I know Caz expressed some interest earlier but I don't know if he is still interested or not?

If he isn't interested in fishing I will have a spot open.

But I won't know until I hear from Caz.


----------



## caznik (Jun 3, 2002)

When is this outing and how much is it? I am interrested in going with you little brother so I can show you how to river fish. lol
If you like we can meet at a certain time by the off ramp on 131. Its the Hastings and Bradly exit. There to the south west corner there is parking. Then you can pick me up buddy. I can show you the rest of the way.....................Caznik


----------



## Sixshooter (Mar 16, 2003)

Caz this is March 13th which is two weeks from today.

I don't believe it is a tourney just an outing???

But I could be wrong on that one...

Anyway...

Sounds good about meeting you at a park and ride.


----------



## caznik (Jun 3, 2002)

Sixshooter,
Give me a call soon you get home for this fishing outing. You have my #.

Laets show Spanky whos the champs.........CAZNIK


----------



## Mitch (Jan 10, 2003)

We can scrap the tourney idea if you guys want. I was thinking 5-10 bucks a person, half of pot goes to big fish, half goes to most weight total catch (3 fish limit). I really don't care what we do, even though I was already trying to decide what I was going to spend my winnings on!!! 

I'm thinking launch when and wherever you want and pack it up at 1 or 2 in the afternoon. No Threat has invited us over to his place for a cookout and some pops afterwards. 

It's only two weeks away so we should probably try to figure out what we're going to do for food. 

Mitch


----------



## Sixshooter (Mar 16, 2003)

Tourney is fine with me Mitch.

I just handn't seen or missed the thread that put down prices and what not...

Whatever it is you would like to do lets do it...You are the one putting on this excursion...hehe...

Can't Wait...


----------



## Mitch (Jan 10, 2003)

It's kinda tough because we're not meeting up before fishing so I guess we'll have to go on the honor system and everyone pay before weigh-in. Anyone have a scale we could use? If we can't scrounge up a scale I guess I'll just have to eyeball them!! 

$5 a person due and weigh-in
Half of pot goes to biggest single fish
Half of pot goes to biggest catch (total weight 3 fish limit)

Any objections?

Checked out the river this weekend and it's clear from top to bottom. 

Mitch


----------



## Spanky (Mar 21, 2001)

I have a good digital scale on board at all times! I would sugest the honor system, with everyone keeping the fish/coolers closed until we get ready for weigh-in. This could be alot of fun, and whats 5 bucks. I
think the timing on this event is gonna be perfect!

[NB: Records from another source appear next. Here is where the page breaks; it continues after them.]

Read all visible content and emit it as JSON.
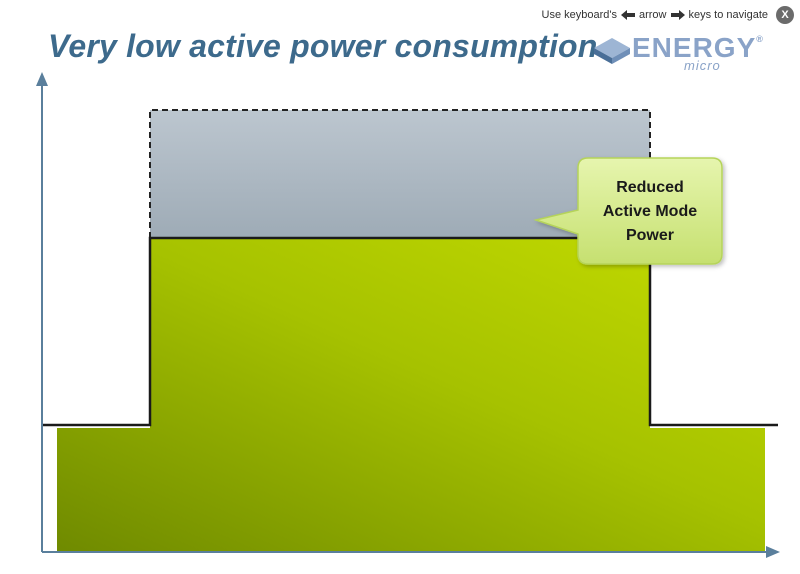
{
  "header": {
    "nav_prefix": "Use keyboard's",
    "nav_middle": "arrow",
    "nav_suffix": "keys to navigate",
    "close_label": "X",
    "title": "Very low active power consumption"
  },
  "logo": {
    "word": "ENERGY",
    "reg": "®",
    "sub": "micro"
  },
  "callout": {
    "lines": [
      "Reduced",
      "Active Mode",
      "Power"
    ]
  },
  "colors": {
    "title": "#3d6a8c",
    "green_fill": "#a8c400",
    "green_dark": "#6f8a00",
    "gray_fill": "#a7b3bd",
    "callout_fill": "#d4ec8c",
    "axis": "#5a7f9c"
  },
  "icons": {
    "left_arrow": "arrow-left-icon",
    "right_arrow": "arrow-right-icon",
    "close": "close-icon",
    "logo_mark": "energy-micro-logo-icon"
  }
}
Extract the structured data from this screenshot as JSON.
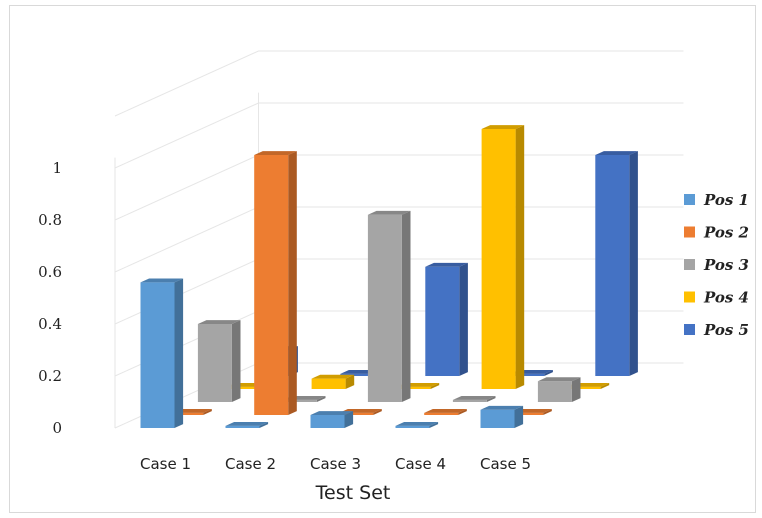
{
  "chart_data": {
    "type": "bar",
    "subtype": "3d-column",
    "title": "",
    "xlabel": "Test Set",
    "ylabel": "",
    "categories": [
      "Case 1",
      "Case 2",
      "Case 3",
      "Case 4",
      "Case 5"
    ],
    "ylim": [
      0,
      1
    ],
    "yticks": [
      "0",
      "0.2",
      "0.4",
      "0.6",
      "0.8",
      "1"
    ],
    "grid": true,
    "legend_position": "right",
    "series": [
      {
        "name": "Pos 1",
        "color": "#5b9bd5",
        "values": [
          0.56,
          0.0,
          0.05,
          0.0,
          0.07
        ]
      },
      {
        "name": "Pos 2",
        "color": "#ed7d31",
        "values": [
          0.0,
          1.0,
          0.0,
          0.0,
          0.0
        ]
      },
      {
        "name": "Pos 3",
        "color": "#a5a5a5",
        "values": [
          0.3,
          0.0,
          0.72,
          0.0,
          0.08
        ]
      },
      {
        "name": "Pos 4",
        "color": "#ffc000",
        "values": [
          0.0,
          0.04,
          0.0,
          1.0,
          0.0
        ]
      },
      {
        "name": "Pos 5",
        "color": "#4472c4",
        "values": [
          0.1,
          0.0,
          0.42,
          0.0,
          0.85
        ]
      }
    ]
  }
}
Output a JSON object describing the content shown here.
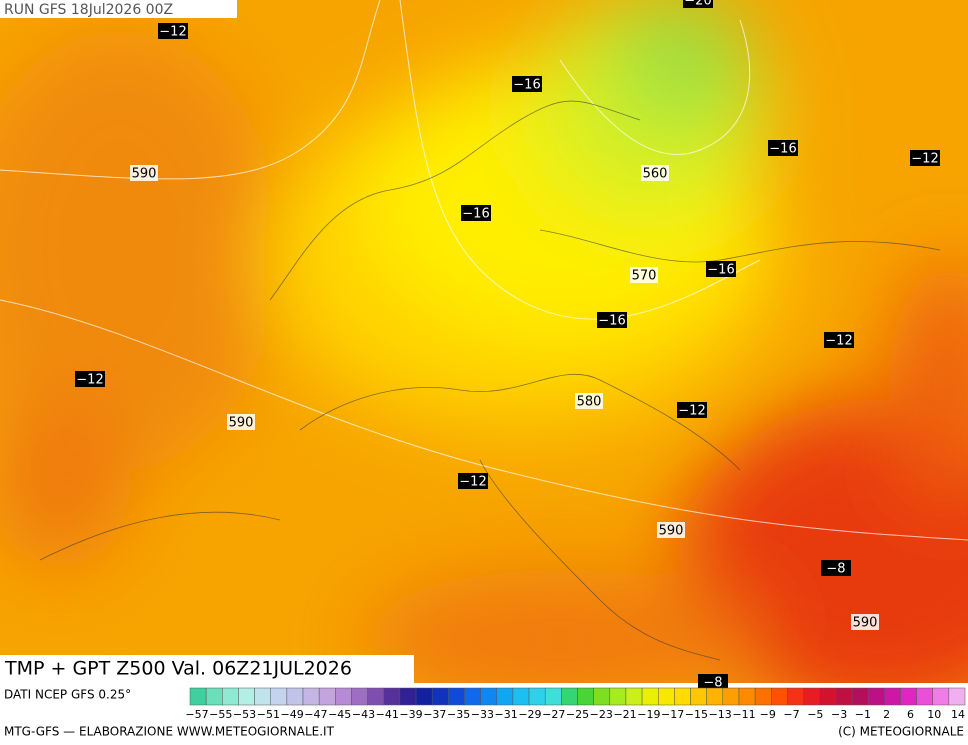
{
  "header": {
    "run": "RUN GFS 18Jul2026 00Z"
  },
  "title": "TMP + GPT Z500 Val. 06Z21JUL2026",
  "source": "DATI NCEP GFS 0.25°",
  "footer_left": "MTG-GFS — ELABORAZIONE WWW.METEOGIORNALE.IT",
  "footer_right": "(C) METEOGIORNALE",
  "temperature_labels": [
    "−20",
    "−12",
    "−16",
    "−16",
    "−12",
    "−16",
    "−16",
    "−16",
    "−12",
    "−12",
    "−12",
    "−12",
    "−8",
    "−8"
  ],
  "height_labels": [
    "590",
    "560",
    "570",
    "580",
    "590",
    "590",
    "590"
  ],
  "colorbar_labels": [
    "−57",
    "−55",
    "−53",
    "−51",
    "−49",
    "−47",
    "−45",
    "−43",
    "−41",
    "−39",
    "−37",
    "−35",
    "−33",
    "−31",
    "−29",
    "−27",
    "−25",
    "−23",
    "−21",
    "−19",
    "−17",
    "−15",
    "−13",
    "−11",
    "−9",
    "−7",
    "−5",
    "−3",
    "−1",
    "2",
    "6",
    "10",
    "14"
  ]
}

Stein, are you in or what? I know Don is gonna make it this time!


----------



## severus (Feb 8, 2000)

This format sounds good to me. The fishing should be good by then.

Are we going to use marine radios, or just bring 2-way radios?


----------



## caznik (Jun 3, 2002)

I have a scale to if you want to use mine.

Caznik


----------



## Mitch (Jan 10, 2003)

It really doesn't matter which scale we use, we just need to use the same one for all fish.

Our timing should be great as long as the river doesn't turn to chocolate milk on us.

Mitch


----------



## kingfisher2 (Mar 22, 2001)

Count me in on this one...I'd like to join a crew if there's any open seats....bank fishing will be tight.

Marc


----------